Spectrum, unlike cow fodder or artillery guns, does not physically exist. You can’t touch it, keep it in your pocket or lock it up in a safe. It is available, in thin air, for all to begin with. However, governments around the world restrict and sell spectrum use rights to telecom companies which need it to transmit calls and data to millions of individual users like you and me.
Selling mobile phone spectrum, hence, is a pretty neat way for the government to make money out of thin air. This is fine as long as the money is used for the welfare of the people.
The problem arises when licences are granted to some at a friends-and-family discount, versus what a competitive auction would generate. Of course, no politician does this in a blatant and open manner. Friends and family are favoured in subtle but effective ways. For instance, you can bring a licence application deadline forward and tell only your friends about it. Or, you can use a first-come-first-served process instead of an auction. All this happened in the 2G non-scam.
What also happened was that many such friends flipped and resold their licences (masking them as corporate M&A deals of course) for five to ten times more than what they paid for them, within months. Many thought this was enough proof that favours were done.
Hence, for a while, it did seem like a scam. The CAG went wild, stating a loss-to-exchequer figure so big it wouldn’t fit in a normal calculator. The Supreme Court found this family-and-friends-discount offer repulsive and cancelled all 122 licences. The media went crazy. Even the PM at the time softly called such events ‘coalition compromises’. Enraged people used their new smartphones, and the same tainted spectrum, to post their anger on social media. Some hit the streets. The government lost the next election. A CM became a PM too, and for many, a saviour that would rid India of all this corruption.
However, the court has now said ‘there is no scam’. The accused have been acquitted. The new-government controlled CBI could not find evidence at all. Meanwhile, we Indians were left scratching our heads wondering, ‘What happened? Are we idiots?’

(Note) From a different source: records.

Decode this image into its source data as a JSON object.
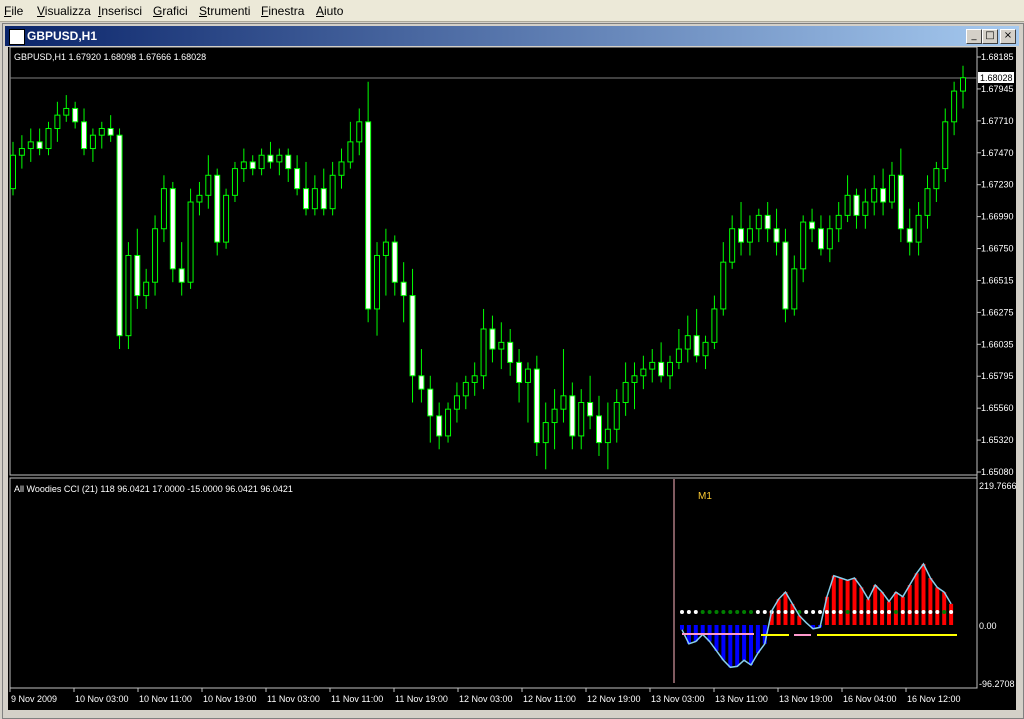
{
  "menu": [
    "File",
    "Visualizza",
    "Inserisci",
    "Grafici",
    "Strumenti",
    "Finestra",
    "Aiuto"
  ],
  "window": {
    "title": "GBPUSD,H1",
    "buttons": {
      "minimize": "_",
      "restore": "□",
      "close": "×"
    }
  },
  "main_chart": {
    "header": "GBPUSD,H1  1.67920 1.68098 1.67666 1.68028",
    "current_price": "1.68028",
    "price_labels": [
      "1.68185",
      "1.67945",
      "1.67710",
      "1.67470",
      "1.67230",
      "1.66990",
      "1.66750",
      "1.66515",
      "1.66275",
      "1.66035",
      "1.65795",
      "1.65560",
      "1.65320",
      "1.65080"
    ]
  },
  "indicator": {
    "header": "All Woodies CCI (21) 118 96.0421 17.0000 -15.0000 96.0421 96.0421",
    "timeframe_label": "M1",
    "scale_labels": [
      "219.7666",
      "0.00",
      "-96.2708"
    ]
  },
  "time_axis": [
    "9 Nov 2009",
    "10 Nov 03:00",
    "10 Nov 11:00",
    "10 Nov 19:00",
    "11 Nov 03:00",
    "11 Nov 11:00",
    "11 Nov 19:00",
    "12 Nov 03:00",
    "12 Nov 11:00",
    "12 Nov 19:00",
    "13 Nov 03:00",
    "13 Nov 11:00",
    "13 Nov 19:00",
    "16 Nov 04:00",
    "16 Nov 12:00"
  ],
  "colors": {
    "candle": "#00ff00",
    "candle_up_fill": "#000000",
    "candle_down_fill": "#ffffff",
    "cci_line": "#87ceeb",
    "hist_pos": "#ff0000",
    "hist_neg": "#0000ff",
    "dot_white": "#ffffff",
    "dot_green": "#008000",
    "line_yellow": "#ffff00",
    "line_pink": "#ff99cc"
  },
  "chart_data": {
    "type": "candlestick",
    "ylim": [
      1.6508,
      1.68185
    ],
    "ohlc": [
      [
        1.672,
        1.6755,
        1.6715,
        1.6745
      ],
      [
        1.6745,
        1.676,
        1.6735,
        1.675
      ],
      [
        1.675,
        1.6765,
        1.674,
        1.6755
      ],
      [
        1.6755,
        1.6765,
        1.6745,
        1.675
      ],
      [
        1.675,
        1.677,
        1.6745,
        1.6765
      ],
      [
        1.6765,
        1.6785,
        1.6755,
        1.6775
      ],
      [
        1.6775,
        1.679,
        1.677,
        1.678
      ],
      [
        1.678,
        1.6785,
        1.6765,
        1.677
      ],
      [
        1.677,
        1.678,
        1.6745,
        1.675
      ],
      [
        1.675,
        1.6765,
        1.674,
        1.676
      ],
      [
        1.676,
        1.677,
        1.675,
        1.6765
      ],
      [
        1.6765,
        1.6775,
        1.6755,
        1.676
      ],
      [
        1.676,
        1.6765,
        1.66,
        1.661
      ],
      [
        1.661,
        1.668,
        1.66,
        1.667
      ],
      [
        1.667,
        1.669,
        1.663,
        1.664
      ],
      [
        1.664,
        1.666,
        1.663,
        1.665
      ],
      [
        1.665,
        1.67,
        1.664,
        1.669
      ],
      [
        1.669,
        1.673,
        1.668,
        1.672
      ],
      [
        1.672,
        1.6725,
        1.665,
        1.666
      ],
      [
        1.666,
        1.668,
        1.664,
        1.665
      ],
      [
        1.665,
        1.672,
        1.6645,
        1.671
      ],
      [
        1.671,
        1.6725,
        1.67,
        1.6715
      ],
      [
        1.6715,
        1.6745,
        1.6705,
        1.673
      ],
      [
        1.673,
        1.6735,
        1.667,
        1.668
      ],
      [
        1.668,
        1.672,
        1.6675,
        1.6715
      ],
      [
        1.6715,
        1.674,
        1.671,
        1.6735
      ],
      [
        1.6735,
        1.675,
        1.6725,
        1.674
      ],
      [
        1.674,
        1.6745,
        1.673,
        1.6735
      ],
      [
        1.6735,
        1.675,
        1.673,
        1.6745
      ],
      [
        1.6745,
        1.6755,
        1.6735,
        1.674
      ],
      [
        1.674,
        1.675,
        1.673,
        1.6745
      ],
      [
        1.6745,
        1.675,
        1.6725,
        1.6735
      ],
      [
        1.6735,
        1.6745,
        1.6715,
        1.672
      ],
      [
        1.672,
        1.674,
        1.67,
        1.6705
      ],
      [
        1.6705,
        1.673,
        1.67,
        1.672
      ],
      [
        1.672,
        1.6735,
        1.67,
        1.6705
      ],
      [
        1.6705,
        1.674,
        1.67,
        1.673
      ],
      [
        1.673,
        1.675,
        1.672,
        1.674
      ],
      [
        1.674,
        1.677,
        1.6735,
        1.6755
      ],
      [
        1.6755,
        1.678,
        1.6745,
        1.677
      ],
      [
        1.677,
        1.68,
        1.662,
        1.663
      ],
      [
        1.663,
        1.668,
        1.661,
        1.667
      ],
      [
        1.667,
        1.669,
        1.664,
        1.668
      ],
      [
        1.668,
        1.6685,
        1.664,
        1.665
      ],
      [
        1.665,
        1.6665,
        1.662,
        1.664
      ],
      [
        1.664,
        1.666,
        1.656,
        1.658
      ],
      [
        1.658,
        1.66,
        1.656,
        1.657
      ],
      [
        1.657,
        1.658,
        1.653,
        1.655
      ],
      [
        1.655,
        1.656,
        1.6525,
        1.6535
      ],
      [
        1.6535,
        1.656,
        1.653,
        1.6555
      ],
      [
        1.6555,
        1.6575,
        1.6545,
        1.6565
      ],
      [
        1.6565,
        1.658,
        1.6555,
        1.6575
      ],
      [
        1.6575,
        1.659,
        1.6565,
        1.658
      ],
      [
        1.658,
        1.663,
        1.657,
        1.6615
      ],
      [
        1.6615,
        1.6625,
        1.659,
        1.66
      ],
      [
        1.66,
        1.662,
        1.6585,
        1.6605
      ],
      [
        1.6605,
        1.6615,
        1.658,
        1.659
      ],
      [
        1.659,
        1.66,
        1.656,
        1.6575
      ],
      [
        1.6575,
        1.659,
        1.6545,
        1.6585
      ],
      [
        1.6585,
        1.6595,
        1.652,
        1.653
      ],
      [
        1.653,
        1.656,
        1.651,
        1.6545
      ],
      [
        1.6545,
        1.657,
        1.6525,
        1.6555
      ],
      [
        1.6555,
        1.66,
        1.6545,
        1.6565
      ],
      [
        1.6565,
        1.6575,
        1.6525,
        1.6535
      ],
      [
        1.6535,
        1.657,
        1.6525,
        1.656
      ],
      [
        1.656,
        1.658,
        1.654,
        1.655
      ],
      [
        1.655,
        1.6565,
        1.652,
        1.653
      ],
      [
        1.653,
        1.656,
        1.651,
        1.654
      ],
      [
        1.654,
        1.657,
        1.653,
        1.656
      ],
      [
        1.656,
        1.659,
        1.655,
        1.6575
      ],
      [
        1.6575,
        1.659,
        1.6555,
        1.658
      ],
      [
        1.658,
        1.6595,
        1.657,
        1.6585
      ],
      [
        1.6585,
        1.66,
        1.6575,
        1.659
      ],
      [
        1.659,
        1.6605,
        1.6575,
        1.658
      ],
      [
        1.658,
        1.6595,
        1.657,
        1.659
      ],
      [
        1.659,
        1.6615,
        1.6585,
        1.66
      ],
      [
        1.66,
        1.6625,
        1.659,
        1.661
      ],
      [
        1.661,
        1.663,
        1.659,
        1.6595
      ],
      [
        1.6595,
        1.661,
        1.6585,
        1.6605
      ],
      [
        1.6605,
        1.664,
        1.66,
        1.663
      ],
      [
        1.663,
        1.668,
        1.6625,
        1.6665
      ],
      [
        1.6665,
        1.67,
        1.666,
        1.669
      ],
      [
        1.669,
        1.671,
        1.667,
        1.668
      ],
      [
        1.668,
        1.67,
        1.667,
        1.669
      ],
      [
        1.669,
        1.6705,
        1.668,
        1.67
      ],
      [
        1.67,
        1.671,
        1.668,
        1.669
      ],
      [
        1.669,
        1.6705,
        1.667,
        1.668
      ],
      [
        1.668,
        1.669,
        1.662,
        1.663
      ],
      [
        1.663,
        1.667,
        1.6625,
        1.666
      ],
      [
        1.666,
        1.67,
        1.665,
        1.6695
      ],
      [
        1.6695,
        1.6705,
        1.668,
        1.669
      ],
      [
        1.669,
        1.67,
        1.667,
        1.6675
      ],
      [
        1.6675,
        1.67,
        1.6665,
        1.669
      ],
      [
        1.669,
        1.671,
        1.668,
        1.67
      ],
      [
        1.67,
        1.673,
        1.6695,
        1.6715
      ],
      [
        1.6715,
        1.672,
        1.669,
        1.67
      ],
      [
        1.67,
        1.672,
        1.669,
        1.671
      ],
      [
        1.671,
        1.673,
        1.67,
        1.672
      ],
      [
        1.672,
        1.6735,
        1.67,
        1.671
      ],
      [
        1.671,
        1.674,
        1.6705,
        1.673
      ],
      [
        1.673,
        1.675,
        1.668,
        1.669
      ],
      [
        1.669,
        1.6705,
        1.667,
        1.668
      ],
      [
        1.668,
        1.671,
        1.667,
        1.67
      ],
      [
        1.67,
        1.673,
        1.669,
        1.672
      ],
      [
        1.672,
        1.674,
        1.671,
        1.6735
      ],
      [
        1.6735,
        1.678,
        1.6725,
        1.677
      ],
      [
        1.677,
        1.68,
        1.676,
        1.6793
      ],
      [
        1.6793,
        1.6812,
        1.678,
        1.6803
      ]
    ]
  }
}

What happened is this. We stopped caring about corruption. We cared about it from 2010 to 2014, when we expressed it on social media, streets and, finally, EVMs. After that, we had vented enough and we were done. Then we did what we do best – start worshipping or hating a leader, care about irrelevant issues such as caste/cows/religion far more than governance and stay as divided as we can be.

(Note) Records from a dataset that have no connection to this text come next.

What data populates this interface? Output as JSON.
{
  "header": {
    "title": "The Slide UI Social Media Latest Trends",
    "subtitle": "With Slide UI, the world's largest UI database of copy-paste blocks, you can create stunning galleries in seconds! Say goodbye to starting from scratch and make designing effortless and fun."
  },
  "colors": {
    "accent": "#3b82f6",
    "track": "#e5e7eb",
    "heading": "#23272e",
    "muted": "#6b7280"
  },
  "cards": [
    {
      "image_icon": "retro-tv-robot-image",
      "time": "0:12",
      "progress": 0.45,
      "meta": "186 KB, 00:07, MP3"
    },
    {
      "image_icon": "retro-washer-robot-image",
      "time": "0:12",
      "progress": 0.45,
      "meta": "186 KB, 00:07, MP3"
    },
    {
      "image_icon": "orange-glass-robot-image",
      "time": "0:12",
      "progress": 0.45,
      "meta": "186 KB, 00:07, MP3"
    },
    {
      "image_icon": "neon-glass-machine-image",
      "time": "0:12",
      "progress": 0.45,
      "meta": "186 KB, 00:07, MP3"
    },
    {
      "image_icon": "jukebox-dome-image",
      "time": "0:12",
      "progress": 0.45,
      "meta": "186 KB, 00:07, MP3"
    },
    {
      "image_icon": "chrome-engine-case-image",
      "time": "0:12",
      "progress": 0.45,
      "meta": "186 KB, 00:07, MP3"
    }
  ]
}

So imagine you are a politician. And you know people care about silly issues like cows or a Padmavati release far more than difficult issues like how courts handle scams. What would you do? Won’t it be simpler to let people discuss cows?
And this is the bitter truth about us Indians: we don’t care so much about corruption. Some politician stole some money a while back? Oh well, that’s what they do, who cares? Any random irrelevant Hindu-Muslim issue? Oh yes, bring it on. Tell me about that love jihad couple again?
We get the governance we care for. That is why we don’t have a good follow-through on scams (or non-scams). Sometimes, when corruption is of crazy amounts, it does bother us. However, it is transient, like a sneeze. A bit of anger expressed and we are done. Now we can go back to how cows are being disrespected.
The decision of 2G being a non-scam has come from the court, which isn’t the government, some might argue. However, the evidence had to be provided by the CBI, a government entity. It was never going to be easy. Corruption is no longer blatant or overt, with clear money exchanges anymore. It is all done in a subtle manner. A rule bent here, a favour granted there and a reward given in return at some later date and form. Only if public pressure is intense and sustained does any government keep corruption on top of the priority list. The 2G-non-scam is a clear example of what happens when citizens don’t have their values and priorities right.
So what is more important to you? The resolution of a scam that made your country lose billions, or the Muslim boy who ran away to marry a Hindu girl last week? Our collective answer will decide how many more non-scams we shall see in our country.